Institute for Informatics, Washington University School of Medicine, St. Louis, MO.
Division of Biostatistics, Washington University School of Medicine, St. Louis, MO.
Spine (Phila Pa 1976). 2023 Aug 15;48(16):1138-1147. doi: 10.1097/BRS.0000000000004734. Epub 2023 May 29.
Retrospective cohort.
The aim of this study was to design a risk-stratified benchmarking tool for adolescent idiopathic scoliosis (AIS) surgeries.
Machine learning (ML) is an emerging method for prediction modeling in orthopedic surgery. Benchmarking is an established method of process improvement and is an area of opportunity for ML methods. Current surgical benchmark tools often use ranks and no "gold standards" for comparisons exist.
Data from 6076 AIS surgeries were collected from a multicenter registry and divided into three datasets: encompassing surgeries performed (1) during the entire registry, (2) the past 10 years, and (3) during the last 5 years of the registry. We trained three ML regression models (baseline linear regression, gradient boosting, and eXtreme gradient boosted) on each data subset to predict each of the five outcome variables, length of stay (LOS), estimated blood loss (EBL), operative time, Scoliosis Research Society (SRS)-Pain and SRS-Self-Image. Performance was categorized as "below expected" if performing worse than one standard deviation of the mean, "as expected" if within 1 SD, and "better than expected" if better than 1 SD of the mean.
Ensemble ML methods classified performance better than traditional regression techniques for LOS, EBL, and operative time. The best performing models for predicting LOS and EBL were trained on data collected in the last 5 years, while operative time used the entire 10-year dataset. No models were able to predict SRS-Pain or SRS-Self-Image in any useful manner. Point-precise estimates for continuous variables were subject to high average errors.

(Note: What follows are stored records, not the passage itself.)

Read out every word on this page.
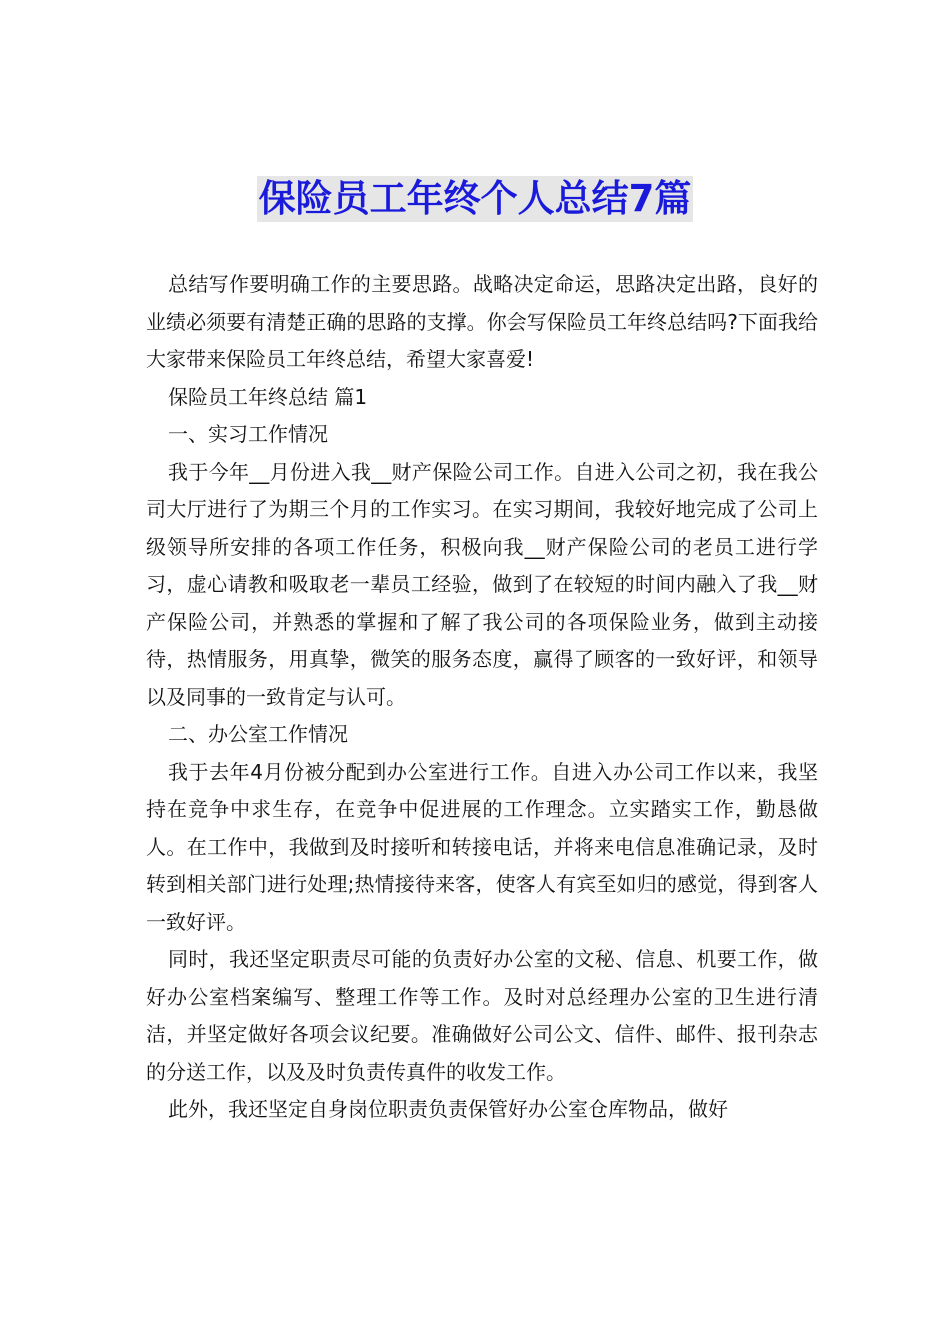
保险员工年终个人总结7篇

总结写作要明确工作的主要思路。战略决定命运，思路决定出路，良好的业绩必须要有清楚正确的思路的支撑。你会写保险员工年终总结吗?下面我给大家带来保险员工年终总结，希望大家喜爱!

保险员工年终总结 篇1

一、实习工作情况

我于今年__月份进入我__财产保险公司工作。自进入公司之初，我在我公司大厅进行了为期三个月的工作实习。在实习期间，我较好地完成了公司上级领导所安排的各项工作任务，积极向我__财产保险公司的老员工进行学习，虚心请教和吸取老一辈员工经验，做到了在较短的时间内融入了我__财产保险公司，并熟悉的掌握和了解了我公司的各项保险业务，做到主动接待，热情服务，用真挚，微笑的服务态度，赢得了顾客的一致好评，和领导以及同事的一致肯定与认可。

二、办公室工作情况

我于去年4月份被分配到办公室进行工作。自进入办公司工作以来，我坚持在竞争中求生存，在竞争中促进展的工作理念。立实踏实工作，勤恳做人。在工作中，我做到及时接听和转接电话，并将来电信息准确记录，及时转到相关部门进行处理;热情接待来客，使客人有宾至如归的感觉，得到客人一致好评。

同时，我还坚定职责尽可能的负责好办公室的文秘、信息、机要工作，做好办公室档案编写、整理工作等工作。及时对总经理办公室的卫生进行清洁，并坚定做好各项会议纪要。准确做好公司公文、信件、邮件、报刊杂志的分送工作，以及及时负责传真件的收发工作。

此外，我还坚定自身岗位职责负责保管好办公室仓库物品，做好
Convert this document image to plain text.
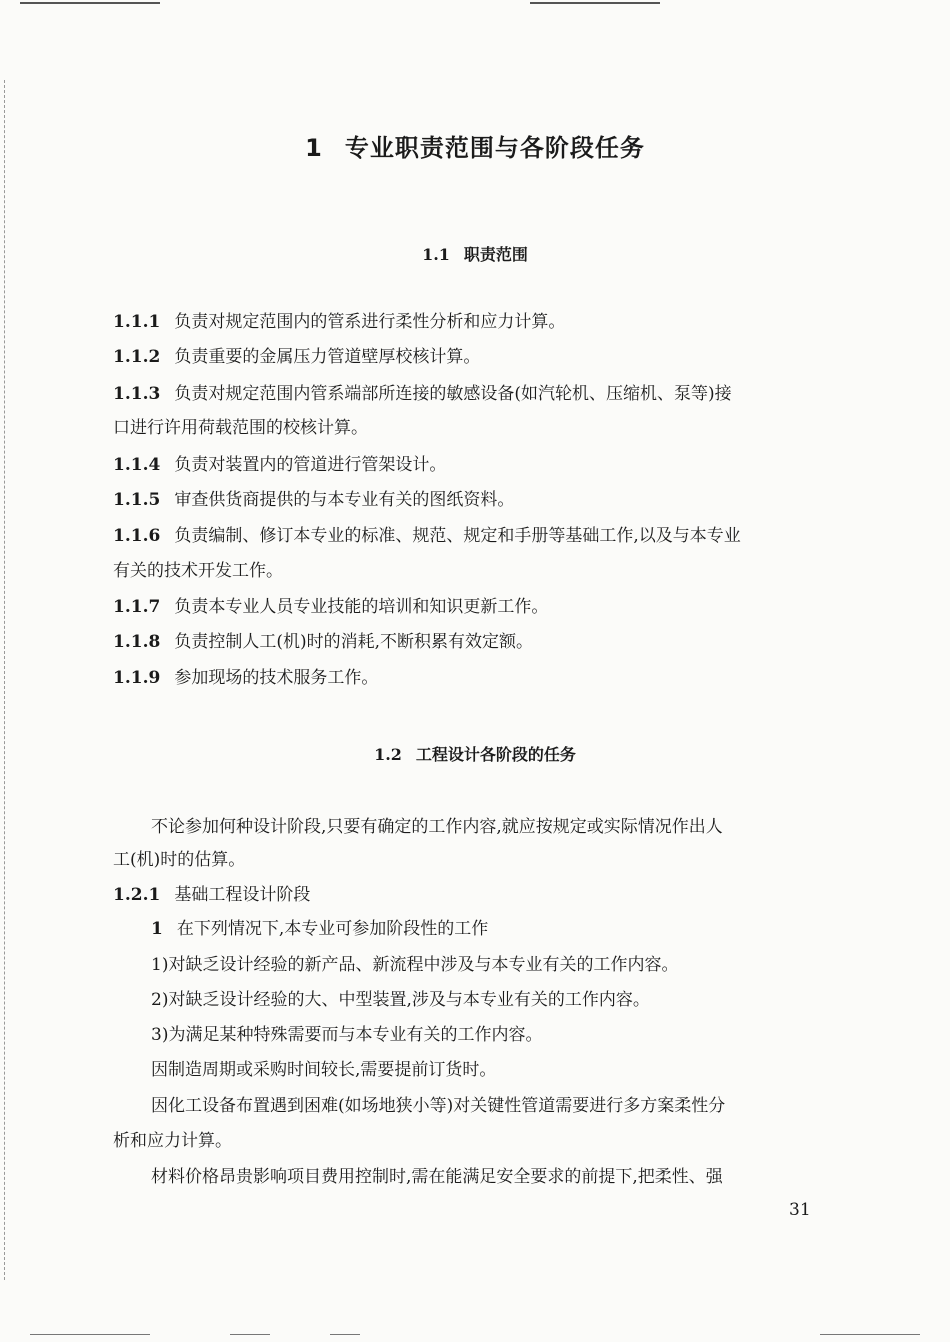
1 专业职责范围与各阶段任务
1.1 职责范围
1.1.1 负责对规定范围内的管系进行柔性分析和应力计算。
1.1.2 负责重要的金属压力管道壁厚校核计算。
1.1.3 负责对规定范围内管系端部所连接的敏感设备(如汽轮机、压缩机、泵等)接
口进行许用荷载范围的校核计算。
1.1.4 负责对装置内的管道进行管架设计。
1.1.5 审查供货商提供的与本专业有关的图纸资料。
1.1.6 负责编制、修订本专业的标准、规范、规定和手册等基础工作,以及与本专业
有关的技术开发工作。
1.1.7 负责本专业人员专业技能的培训和知识更新工作。
1.1.8 负责控制人工(机)时的消耗,不断积累有效定额。
1.1.9 参加现场的技术服务工作。
1.2 工程设计各阶段的任务
不论参加何种设计阶段,只要有确定的工作内容,就应按规定或实际情况作出人
工(机)时的估算。
1.2.1 基础工程设计阶段
1 在下列情况下,本专业可参加阶段性的工作
1)对缺乏设计经验的新产品、新流程中涉及与本专业有关的工作内容。
2)对缺乏设计经验的大、中型装置,涉及与本专业有关的工作内容。
3)为满足某种特殊需要而与本专业有关的工作内容。
因制造周期或采购时间较长,需要提前订货时。
因化工设备布置遇到困难(如场地狭小等)对关键性管道需要进行多方案柔性分
析和应力计算。
材料价格昂贵影响项目费用控制时,需在能满足安全要求的前提下,把柔性、强
31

Classification of benchmark outcomes is improved with ensemble ML techniques and may provide much needed case-adjustment for a surgeon performance program. Precise estimates of health-related quality of life scores and continuous variables were not possible, suggesting that performance classification is a better method of performance evaluation.
回顾性队列研究。
本研究旨在为青少年特发性脊柱侧凸(AIS)手术设计一种风险分层基准工具。
机器学习(ML)是骨科手术中预测建模的一种新兴方法。基准测试是一种已建立的流程改进方法,也是 ML 方法的一个机会领域。当前的手术基准工具通常使用排名,并且不存在比较的“黄金标准”。
从一个多中心登记处收集了 6076 例 AIS 手术的数据,并将其分为三个数据集:涵盖了在整个登记处进行的手术(1)、过去 10 年进行的手术(2)和登记处最后 5 年进行的手术(3)。我们在每个数据子集中训练了三种 ML 回归模型(基线线性回归、梯度提升和极端梯度提升),以预测五个结果变量中的每一个,包括住院时间(LOS)、估计失血量(EBL)、手术时间、脊柱侧凸研究协会(SRS)-疼痛和 SRS-自我形象。如果表现低于平均值的一个标准差,则归类为“低于预期”;如果在 1 个标准差内,则归类为“符合预期”;如果优于平均值的 1 个标准差,则归类为“优于预期”。
与传统回归技术相比,基于集合的 ML 方法对 LOS、EBL 和手术时间的性能分类更好。预测 LOS 和 EBL 的最佳表现模型是在过去 5 年收集的数据上训练的,而手术时间则使用了整个 10 年数据集。没有模型能够以任何有用的方式预测 SRS 疼痛或 SRS 自我形象。连续变量的精确点估计受到高平均误差的影响。
基于集合的 ML 技术可以提高基准结果的分类,并且可能为外科医生绩效计划提供急需的病例调整。对于健康相关生活质量评分和连续变量的精确估计是不可能的,这表明绩效分类是一种更好的绩效评估方法。